Comic Stories & Serious Themes

Radical Pantomime courses introduce students to the comic treatment of serious themes. Maximum laughter, along with equal amounts of surprisingly wonderful engaging experiences are on offer.

Themes Around Happiness & Renewal 

The theme of the Pursuit Of Happiness is expressed throughout all comic pantomimes: usually as wedded bliss or at the very least as loyal companionship. Often, pantomime settings show life in a quaint little village, far from the squalor of urban living.

Productions aspire, like their fairytale scenarios, to heavenly ideals that transcend mere physical existence. The state of being happy is thought to be full of emotional contentment, bountiful riches, as well as physical ease. Historically speaking, the annual pantomime season marked a festival season like the annual festivals back in antiquity (e.g. the Athenian City Dionysia) or the Middle Ages (e.g. The Feast of Christ the King, York Mystery Plays, the Chester Mystery Plays, the Wakefield Mystery Plays).

The common feature these events share is the theme of renewal for the whole community. The theme is a vital one which 19th-century pantomimes forged together with the Christmas celebrations. However, the theme also had a negative side through which ‘good’ and ‘evil’ was based on whether or not characters were European, Asiatic, African and or primitive natives like Pacific Islanders. Non-Europeans were characterised as cannibals, or at the very least, barbaric.  Racist attitudes are present even in the most enlightened pantomime stories on Women’s Suffrage. Transforming such racism is an important consideration in taking on19th-century comic stories.

Themes Around Wealth & Progress

Themes around financial matters are expressed as part of the yearning for what’s fair when characters in pantomime stories are looking for food and shelter. There are many ‘poor’ characters looking for a better life the stories like Aladdin, Sinbad and Babes In The Wood. The characters all yearn for justice and a fair outcome when things go wrong. For that reason, the theme is connected in many pantomime stories to the political movements in the 1870s to the 1900s on the parliamentary democracy and an end to autocrats.
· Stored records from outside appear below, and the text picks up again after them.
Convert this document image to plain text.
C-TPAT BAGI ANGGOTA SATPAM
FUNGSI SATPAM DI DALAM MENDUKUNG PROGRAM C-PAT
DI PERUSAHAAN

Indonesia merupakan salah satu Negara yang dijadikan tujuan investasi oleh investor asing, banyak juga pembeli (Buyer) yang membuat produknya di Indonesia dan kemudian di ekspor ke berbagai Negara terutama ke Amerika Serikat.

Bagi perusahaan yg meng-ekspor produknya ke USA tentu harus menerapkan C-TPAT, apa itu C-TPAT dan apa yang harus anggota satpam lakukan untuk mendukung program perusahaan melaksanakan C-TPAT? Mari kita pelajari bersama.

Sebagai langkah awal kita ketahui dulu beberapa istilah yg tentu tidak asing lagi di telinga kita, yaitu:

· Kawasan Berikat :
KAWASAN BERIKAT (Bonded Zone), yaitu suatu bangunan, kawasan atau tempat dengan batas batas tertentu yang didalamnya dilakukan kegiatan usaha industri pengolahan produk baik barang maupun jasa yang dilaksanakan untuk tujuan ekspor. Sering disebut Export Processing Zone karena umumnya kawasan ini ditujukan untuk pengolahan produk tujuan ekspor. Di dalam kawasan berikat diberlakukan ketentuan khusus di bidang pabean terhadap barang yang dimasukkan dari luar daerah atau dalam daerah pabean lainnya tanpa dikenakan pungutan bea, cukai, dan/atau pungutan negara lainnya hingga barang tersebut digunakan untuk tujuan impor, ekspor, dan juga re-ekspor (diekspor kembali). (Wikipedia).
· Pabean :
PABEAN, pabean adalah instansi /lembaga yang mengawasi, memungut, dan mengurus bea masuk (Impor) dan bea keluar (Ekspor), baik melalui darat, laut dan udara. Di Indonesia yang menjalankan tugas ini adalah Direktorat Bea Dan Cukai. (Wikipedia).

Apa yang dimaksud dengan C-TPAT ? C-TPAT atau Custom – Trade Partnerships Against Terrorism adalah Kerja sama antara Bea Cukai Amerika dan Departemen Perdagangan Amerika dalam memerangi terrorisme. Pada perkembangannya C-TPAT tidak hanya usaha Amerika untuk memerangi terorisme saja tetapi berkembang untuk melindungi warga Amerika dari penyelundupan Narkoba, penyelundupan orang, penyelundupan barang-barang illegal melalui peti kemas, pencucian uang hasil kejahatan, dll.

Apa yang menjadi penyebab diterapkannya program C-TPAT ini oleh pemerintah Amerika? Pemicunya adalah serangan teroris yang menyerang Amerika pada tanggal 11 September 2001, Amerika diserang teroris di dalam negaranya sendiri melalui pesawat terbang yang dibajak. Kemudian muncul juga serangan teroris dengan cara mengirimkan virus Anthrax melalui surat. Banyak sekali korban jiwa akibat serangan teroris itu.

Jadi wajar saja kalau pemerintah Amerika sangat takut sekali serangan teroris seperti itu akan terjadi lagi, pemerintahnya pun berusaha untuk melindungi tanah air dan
The theme also embraces the struggle for growth and progress over greed and stagnation. Many pantomime stories revolved around the human striving to be enterprising and productive. In turn, they show greed as both violent and unproductive. In some scenarios, this is expressed when the beggar appears at the door and in others, it was displayed through spectacular scenic and musical presentation of what it meant to live in a ‘commonwealth’ country.
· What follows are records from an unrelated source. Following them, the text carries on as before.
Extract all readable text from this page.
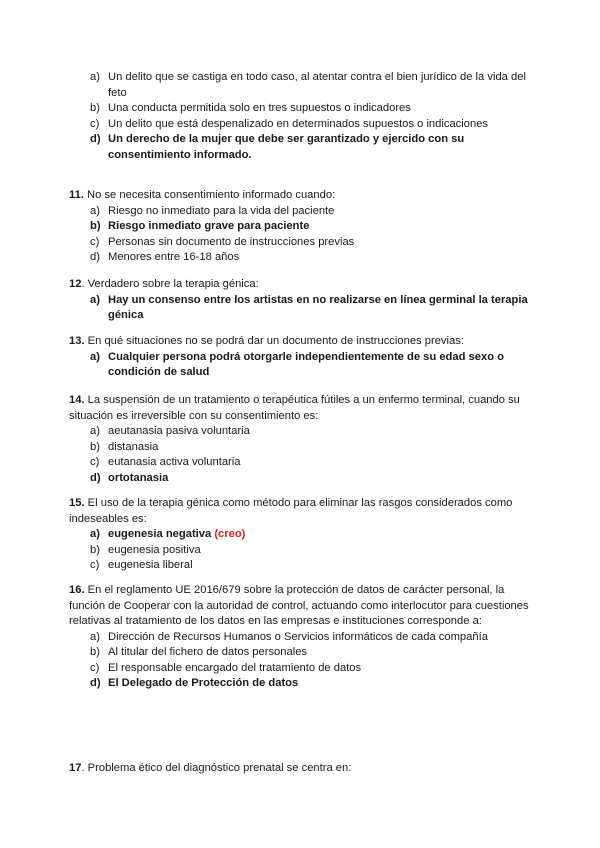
a) Un delito que se castiga en todo caso, al atentar contra el bien jurídico de la vida del feto
b) Una conducta permitida solo en tres supuestos o indicadores
c) Un delito que está despenalizado en determinados supuestos o indicaciones
d) Un derecho de la mujer que debe ser garantizado y ejercido con su consentimiento informado.

11. No se necesita consentimiento informado cuando:

a) Riesgo no inmediato para la vida del paciente
b) Riesgo inmediato grave para paciente
c) Personas sin documento de instrucciones previas
d) Menores entre 16-18 años

12. Verdadero sobre la terapia génica:

a) Hay un consenso entre los artistas en no realizarse en línea germinal la terapia génica

13. En qué situaciones no se podrá dar un documento de instrucciones previas:

a) Cualquier persona podrá otorgarle independientemente de su edad sexo o condición de salud

14. La suspensión de un tratamiento o terapéutica fútiles a un enfermo terminal, cuando su situación es irreversible con su consentimiento es:

a) aeutanasia pasiva voluntaria
b) distanasia
c) eutanasia activa voluntaria
d) ortotanasia

15. El uso de la terapia génica como método para eliminar las rasgos considerados como indeseables es:

a) eugenesia negativa (creo)
b) eugenesia positiva
c) eugenesia liberal

16. En el reglamento UE 2016/679 sobre la protección de datos de carácter personal, la función de Cooperar con la autoridad de control, actuando como interlocutor para cuestiones relativas al tratamiento de los datos en las empresas e instituciones corresponde a:

a) Dirección de Recursos Humanos o Servicios informáticos de cada compañía
b) Al titular del fichero de datos personales
c) El responsable encargado del tratamiento de datos
d) El Delegado de Protección de datos

17. Problema ético del diagnóstico prenatal se centra en:
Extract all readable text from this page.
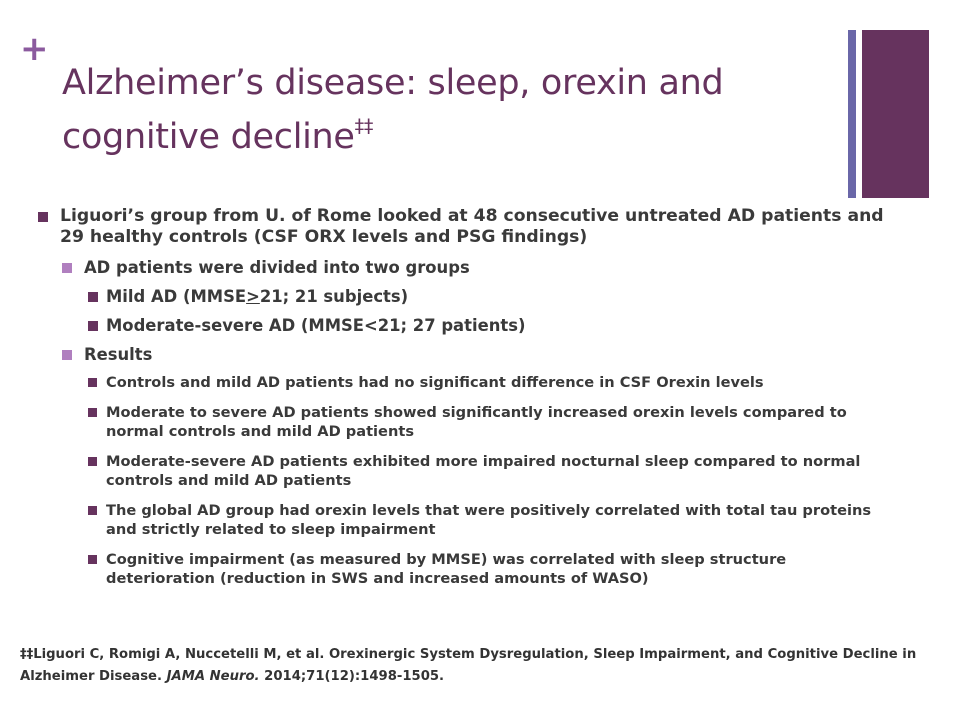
+
Alzheimer’s disease: sleep, orexin and cognitive decline‡‡
Liguori’s group from U. of Rome looked at 48 consecutive untreated AD patients and 29 healthy controls (CSF ORX levels and PSG findings)
AD patients were divided into two groups
Mild AD (MMSE>21; 21 subjects)
Moderate-severe AD (MMSE<21; 27 patients)
Results
Controls and mild AD patients had no significant difference in CSF Orexin levels
Moderate to severe AD patients showed significantly increased orexin levels compared to normal controls and mild AD patients
Moderate-severe AD patients exhibited more impaired nocturnal sleep compared to normal controls and mild AD patients
The global AD group had orexin levels that were positively correlated with total tau proteins and strictly related to sleep impairment
Cognitive impairment (as measured by MMSE) was correlated with sleep structure deterioration (reduction in SWS and increased amounts of WASO)
‡‡Liguori C, Romigi A, Nuccetelli M, et al. Orexinergic System Dysregulation, Sleep Impairment, and Cognitive Decline in Alzheimer Disease. JAMA Neuro. 2014;71(12):1498-1505.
There are also comic stories showing the generational shift between the young and old characters e.g. between children and parents. Arguably, one of the oldest of pantomime themes shown in the conflict between the ‘i annomorati’ and ‘i vecchi’ in the Commedia influences on English pantomime. It takes on more inventive meanings in pantomimes created in various English colonies, as the ‘old world’ is pitched against the ‘new colony’.

Themes Around Physical Reality of Settings & Characters 

The third theme expressed through comic pantomime stories concerns the physical nature of things. It is often expressed as ‘weather’ represented as calamitous whirlpools, volcanoes, earthquakes and ‘old man winter’.
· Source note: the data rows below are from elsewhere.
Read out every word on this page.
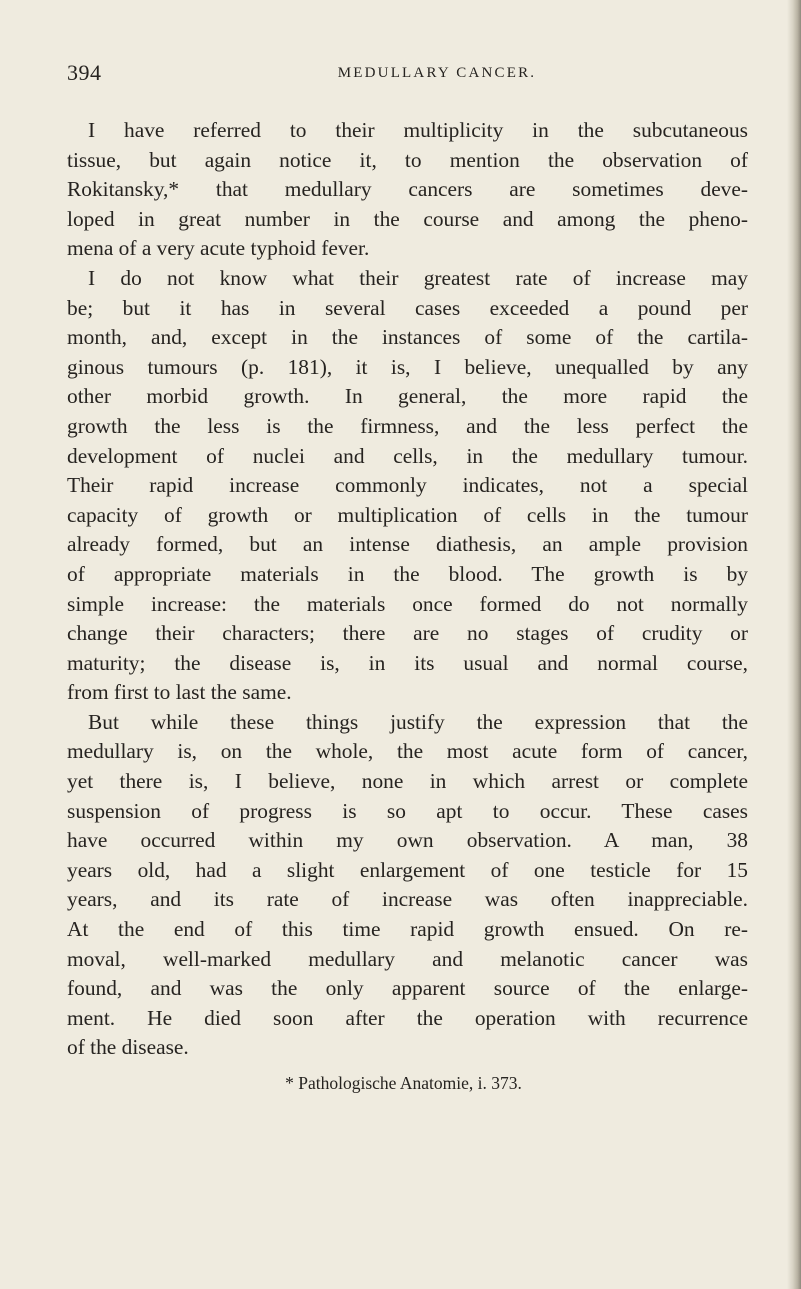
394	MEDULLARY CANCER.
I have referred to their multiplicity in the subcutaneous
tissue, but again notice it, to mention the observation of
Rokitansky,* that medullary cancers are sometimes deve-
loped in great number in the course and among the pheno-
mena of a very acute typhoid fever.
I do not know what their greatest rate of increase may
be; but it has in several cases exceeded a pound per
month, and, except in the instances of some of the cartila-
ginous tumours (p. 181), it is, I believe, unequalled by any
other morbid growth. In general, the more rapid the
growth the less is the firmness, and the less perfect the
development of nuclei and cells, in the medullary tumour.
Their rapid increase commonly indicates, not a special
capacity of growth or multiplication of cells in the tumour
already formed, but an intense diathesis, an ample provision
of appropriate materials in the blood. The growth is by
simple increase: the materials once formed do not normally
change their characters; there are no stages of crudity or
maturity; the disease is, in its usual and normal course,
from first to last the same.
But while these things justify the expression that the
medullary is, on the whole, the most acute form of cancer,
yet there is, I believe, none in which arrest or complete
suspension of progress is so apt to occur. These cases
have occurred within my own observation. A man, 38
years old, had a slight enlargement of one testicle for 15
years, and its rate of increase was often inappreciable.
At the end of this time rapid growth ensued. On re-
moval, well-marked medullary and melanotic cancer was
found, and was the only apparent source of the enlarge-
ment. He died soon after the operation with recurrence
of the disease.
* Pathologische Anatomie, i. 373.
There is an irony in-built within calamitous events which shows-up how hardship brings out the best qualities of the human character – through courage, inventiveness, creative solutions, a sense of fairness. This is strongly related to the way that stories rely on physical forms of comic action which give rise to a variety of dance and choreographic traditions. The term slapstick has a particular meaning as a stage prompt for acrobatic actions by clowns to defy their physical limitations. The comic stories are historically linked to the development of circus and music hall acts.

Physical themes move into the use of cross-dressing in an English pantomime tradition of the ‘pantomime boy’ and the ‘dame’. Interestingly, this which does not come from Italian Commedia. It can be explained in a practice through English theatre censoring of women, which took place during the Elizabethan age. Consequently, the ‘boy’ was a way in which the feminine body could be viewed on stage in tight-fitting bodice and stockings. In fact, the theatre became one of the only places outside marriage in which the shapely legs of actresses together with their close-fitting costumes were displayed. By contrast, the Dame was the role in which the pantomime expressed the older man playing an older ‘beyond her prime’ woman. More than just a little misogynist, the Dame ridicules the strong ‘amazonian’ women and the political problems of the ‘woman problem’.